Italy has one of the highest percentages of children living in poverty in the European Union; the number of people living in poverty has doubled since 2012. Forty percent of its youth are unemployed; 42 percent of university graduates cannot find jobs. One out of five families lives without adequate necessities, and on and on.

And all this makes Italy a favorite hunting ground for venture capitalists and bankers. As a result, we have to ask if Italy will recover.

We in the United States have nothing to brag about. The statistics speak for themselves; nearly 50 million people live in poverty as the income gap grows dangerously wider. The government euphemistically describes the national poverty level as people who “live more in food insecurity.”

We do not know whether Proverbs influenced Italy’s high court ruling: “Men don’t despise a thief, if he steals to satisfy his soul when he is hungry.” Yet the judges did act in that spirit, in breaking the verdict and fine.

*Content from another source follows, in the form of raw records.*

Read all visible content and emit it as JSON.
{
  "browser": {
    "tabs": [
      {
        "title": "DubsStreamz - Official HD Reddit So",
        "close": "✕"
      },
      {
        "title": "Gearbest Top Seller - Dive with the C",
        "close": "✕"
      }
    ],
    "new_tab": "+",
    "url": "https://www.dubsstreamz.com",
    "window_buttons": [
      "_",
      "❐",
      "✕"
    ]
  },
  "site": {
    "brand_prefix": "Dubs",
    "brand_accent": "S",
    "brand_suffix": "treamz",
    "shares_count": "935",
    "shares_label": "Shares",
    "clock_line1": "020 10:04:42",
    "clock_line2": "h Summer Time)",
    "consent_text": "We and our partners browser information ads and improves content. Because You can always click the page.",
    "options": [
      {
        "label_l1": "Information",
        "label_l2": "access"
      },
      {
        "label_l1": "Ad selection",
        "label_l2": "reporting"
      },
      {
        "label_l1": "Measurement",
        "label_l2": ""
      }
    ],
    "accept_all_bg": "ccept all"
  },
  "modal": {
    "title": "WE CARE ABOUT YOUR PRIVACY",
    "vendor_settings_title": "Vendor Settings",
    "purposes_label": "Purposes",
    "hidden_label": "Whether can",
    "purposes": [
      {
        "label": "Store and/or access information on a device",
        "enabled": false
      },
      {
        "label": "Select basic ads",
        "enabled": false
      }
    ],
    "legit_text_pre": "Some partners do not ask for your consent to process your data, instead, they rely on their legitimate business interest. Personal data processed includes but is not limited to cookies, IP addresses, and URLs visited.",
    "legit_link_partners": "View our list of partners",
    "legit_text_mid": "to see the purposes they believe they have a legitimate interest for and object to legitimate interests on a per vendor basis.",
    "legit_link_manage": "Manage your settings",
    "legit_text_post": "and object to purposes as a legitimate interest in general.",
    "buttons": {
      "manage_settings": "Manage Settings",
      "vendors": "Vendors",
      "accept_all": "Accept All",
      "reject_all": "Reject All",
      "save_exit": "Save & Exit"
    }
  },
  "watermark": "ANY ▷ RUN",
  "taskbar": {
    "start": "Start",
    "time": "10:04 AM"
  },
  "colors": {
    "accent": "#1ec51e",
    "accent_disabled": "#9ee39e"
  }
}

Nonetheless, the ruling is the exception that confirms the iron rule of acquisitive individualism that adheres firmly to Biblical commandment that stealing is wrong. It is a sacrosanct principle of capitalism on the sanctity of private property. It posits that you do not steal what does not belongs to you, without right or permission.

By being an unfair society where the 0.1 percent own the lion’s share of wealth and privilege, where is the safety blanket to ameliorate the growing misery of the poor and working and middle classes? Bernie Sanders speaks of a political revolution and Donald Trump appeals to our base instincts in an unfair distribution of wealth and loss of social status.

We are waiting for the volcano of discontent to explode in Jacquerie, if the worsening social and economic plight in the United States or Italy or any number of countries is not addressed adequately and in time.